My buddy said it 10 days


----------



## Freqman1 (Mar 2, 2022)

I'll have my '57 Sportster and '38 Motormaster at the AMCA meet but may try to swing over to the other meet as well since I'm there. V/r Shawn


----------



## Freqman1 (Mar 3, 2022)

ratrodz said:


> My buddy said it 10 days



Daytona Bike Week last 10 days. We’re on the road now and a few people headed that way. Later today and tomorrow will probably be crazy on both I-95 and I-10. We’re coming down I-95 and cops everywhere-watch your speed!

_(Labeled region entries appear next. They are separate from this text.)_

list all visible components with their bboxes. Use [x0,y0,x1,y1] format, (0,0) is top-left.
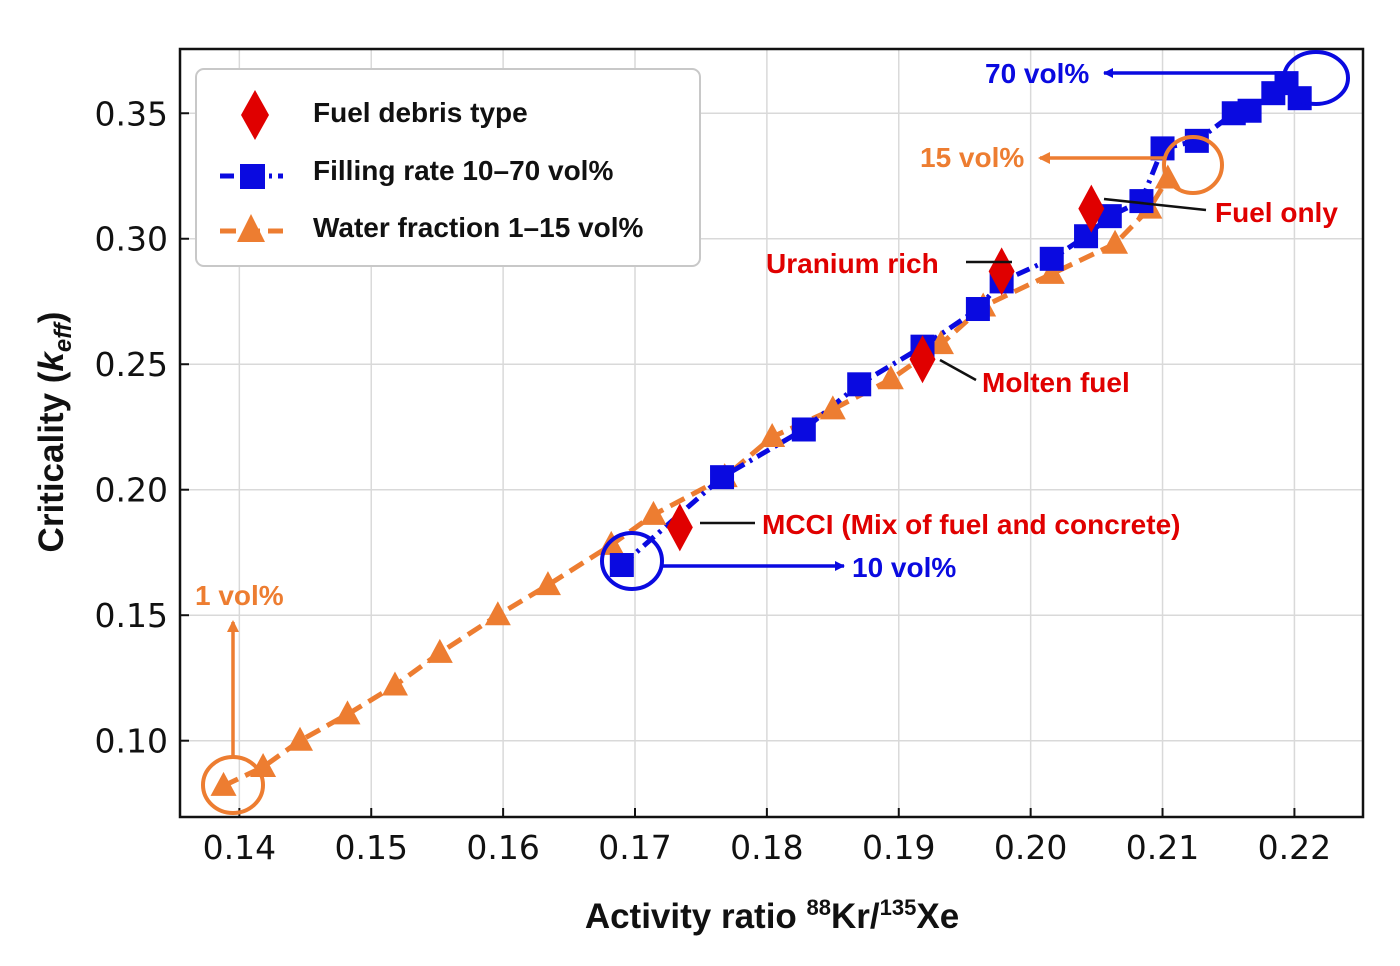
legend-box [195,68,701,267]
label-fuel-only: Fuel only [1215,197,1338,228]
label-70-vol: 70 vol% [985,58,1089,89]
x-axis-title-iso-den: 135 [880,895,917,920]
x-axis-title-elem-den: Xe [916,897,959,936]
filling-rate-point [1039,246,1064,271]
filling-rate-point [609,553,634,578]
legend-triangle-marker [237,214,265,242]
legend-label-fuel-debris: Fuel debris type [313,97,528,128]
fuel-debris-point [1078,184,1105,233]
filling-rate-point [1074,224,1099,249]
circle-70-vol [1282,50,1350,106]
x-axis-title-iso-num: 88 [807,895,831,920]
fuel-debris-point [988,247,1015,296]
x-axis-title: Activity ratio 88Kr/135Xe [585,895,959,936]
label-mcci: MCCI (Mix of fuel and concrete) [762,509,1180,540]
water-fraction-point [381,671,408,696]
water-fraction-point [1038,259,1065,284]
y-tick-label: 0.20 [95,471,168,510]
fuel-debris-point [909,335,936,384]
circle-10-vol [600,531,664,591]
y-axis-title-var: k [32,351,71,372]
label-15-vol: 15 vol% [920,142,1024,173]
plot-frame [178,47,1365,819]
water-fraction-point [1102,229,1129,254]
x-tick-label: 0.22 [1258,828,1331,867]
legend-label-water-fraction: Water fraction 1–15 vol% [313,212,644,243]
x-tick-label: 0.14 [203,828,276,867]
filling-rate-point [965,297,990,322]
x-axis-title-prefix: Activity ratio [585,897,807,936]
circle-1-vol [201,755,265,815]
annotations: 70 vol% 15 vol% Fuel only Uranium rich M… [195,50,1350,815]
y-tick-label: 0.35 [95,94,168,133]
filling-rate-point [710,465,735,490]
y-tick-label: 0.10 [95,722,168,761]
label-10-vol: 10 vol% [852,552,956,583]
y-tick-label: 0.25 [95,345,168,384]
y-tick-label: 0.15 [95,596,168,635]
legend-square-marker [240,164,265,189]
filling-rate-point [847,372,872,397]
y-tick-label: 0.30 [95,220,168,259]
circle-15-vol [1162,135,1224,195]
y-axis-title-close: ) [32,312,71,324]
y-axis-title-sub: eff [50,321,77,352]
label-molten-fuel: Molten fuel [982,367,1130,398]
water-fraction-point [426,638,453,663]
filling-rate-point [1287,86,1312,111]
pointer-molten-fuel [939,358,977,382]
legend-diamond-marker [241,90,269,140]
y-axis-title-main: Criticality ( [32,371,71,552]
pointer-fuel-only [1103,197,1207,212]
water-fraction-point [210,771,237,796]
water-fraction-point [250,753,277,778]
y-axis-title: Criticality (keff) [32,312,77,553]
x-tick-label: 0.18 [730,828,803,867]
water-fraction-point [759,423,786,448]
x-axis-title-elem-num: Kr/ [831,897,880,936]
x-tick-label: 0.19 [862,828,935,867]
axis-ticks: 0.14 0.15 0.16 0.17 0.18 0.19 0.20 0.21 0.22 0.10… [95,94,1332,867]
water-fraction-point [640,500,667,525]
filling-rate-point [1237,98,1262,123]
water-fraction-point [819,395,846,420]
water-fraction-point [877,365,904,390]
x-tick-label: 0.15 [334,828,407,867]
filling-rate-point [791,417,816,442]
legend-label-filling-rate: Filling rate 10–70 vol% [313,155,613,186]
series-line-triangle [222,177,1170,789]
water-fraction-point [534,571,561,596]
water-fraction-point [287,726,314,751]
x-tick-label: 0.16 [466,828,539,867]
x-tick-label: 0.20 [994,828,1067,867]
water-fraction-point [484,601,511,626]
x-tick-label: 0.17 [598,828,671,867]
legend: Fuel debris type Filling rate 10–70 vol%… [195,68,701,267]
label-uranium-rich: Uranium rich [766,248,939,279]
fuel-debris-point [666,503,693,552]
x-tick-label: 0.21 [1126,828,1199,867]
water-fraction-point [334,700,361,725]
label-1-vol: 1 vol% [195,580,284,611]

V/r Shawn


----------



## Freqman1 (Mar 4, 2022)

ratrodz said:


> View attachment 1580917
> 
> 
> Anyone here going to this?



We thought about it but not much buzz about it so gonna skip it and do some sightseeing.


----------



## cyclingday (Mar 4, 2022)

The Fairchild National Tropical Botanical Garden, in Coral Gables is definitely worth a visit.


----------



## Billythekid (Mar 4, 2022)

Here’s some pics from last year the giant wood motorcycle was going to burning man  and the essco bike came from the swap meet area


----------



## Swampthing (Mar 7, 2022)

Nice. 
sorry I missed it. 
maybe next year


----------



## Freqman1 (Mar 7, 2022)

Did anyone go to this show? Pics?


----------



## Billythekid (Mar 7, 2022)

No and I saw a buddy today and he said he didn’t go


----------